Le 21 mai dernier, les députés français ont voté en faveur d'un article clivant visant à faciliter le stockage d'eau pour l'agriculture, une décision qui suscite de vives réactions, notamment de la part des partis de gauche. Ces derniers dénoncent une « fuite en avant » pour soutenir un modèle agricole intensive, pointant du doigt les risques environnementaux liés à cette initiative.
Le texte, qui fait partie du projet de loi d’urgence agricole, a été discuté pendant de longues heures et a pour but d'encadrer la construction de bassines et autres retenues d'eau.

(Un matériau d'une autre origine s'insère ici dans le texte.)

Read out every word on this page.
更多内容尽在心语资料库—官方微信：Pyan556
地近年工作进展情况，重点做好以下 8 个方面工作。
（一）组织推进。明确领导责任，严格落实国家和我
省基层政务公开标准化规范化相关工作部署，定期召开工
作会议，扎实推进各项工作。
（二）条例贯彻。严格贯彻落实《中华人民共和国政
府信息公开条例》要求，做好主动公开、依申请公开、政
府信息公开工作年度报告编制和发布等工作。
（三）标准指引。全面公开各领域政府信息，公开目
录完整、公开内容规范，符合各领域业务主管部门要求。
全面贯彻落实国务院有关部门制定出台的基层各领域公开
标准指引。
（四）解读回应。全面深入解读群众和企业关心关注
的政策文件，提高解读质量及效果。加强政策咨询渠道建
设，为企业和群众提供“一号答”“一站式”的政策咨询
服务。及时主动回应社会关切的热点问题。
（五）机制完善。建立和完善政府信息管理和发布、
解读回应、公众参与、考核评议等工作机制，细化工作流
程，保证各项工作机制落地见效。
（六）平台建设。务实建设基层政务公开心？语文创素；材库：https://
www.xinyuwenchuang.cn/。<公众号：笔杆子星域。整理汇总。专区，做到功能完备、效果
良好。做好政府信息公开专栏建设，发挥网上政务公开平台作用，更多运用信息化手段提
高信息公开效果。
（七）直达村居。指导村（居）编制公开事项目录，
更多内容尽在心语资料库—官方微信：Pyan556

Les défenseurs de ce projet expliquent qu'il est essentiel pour les agriculteurs de disposer de réserves d'eau pour assurer leurs récoltes durant les périodes de sécheresse, qui deviennent de plus en plus fréquentes en raison du changement climatique.
En effet, la ministre de l’Agriculture, Annie Genevard, met en avant les enjeux liés à l’irrigation dans un pays où seulement 7 % des terres sont actuellement irriguées. « Très peu », selon elle, ce qui justifie le besoin de rendre l'accès à l'eau plus flexible pour les agriculteurs.
Des voix critiques face à ce nouveau cadre
La réaction des opposants à ce texte est forte. Delphine Batho, députée écologiste, affirme qu'il s'agit d'une « illusion » que le stockage à lui seul pourrait résoudre les problématiques liées à la pénurie d'eau. Selon elle, les experts plaident plutôt pour un « changement des pratiques agricoles » pour une gestion plus durable de la ressource.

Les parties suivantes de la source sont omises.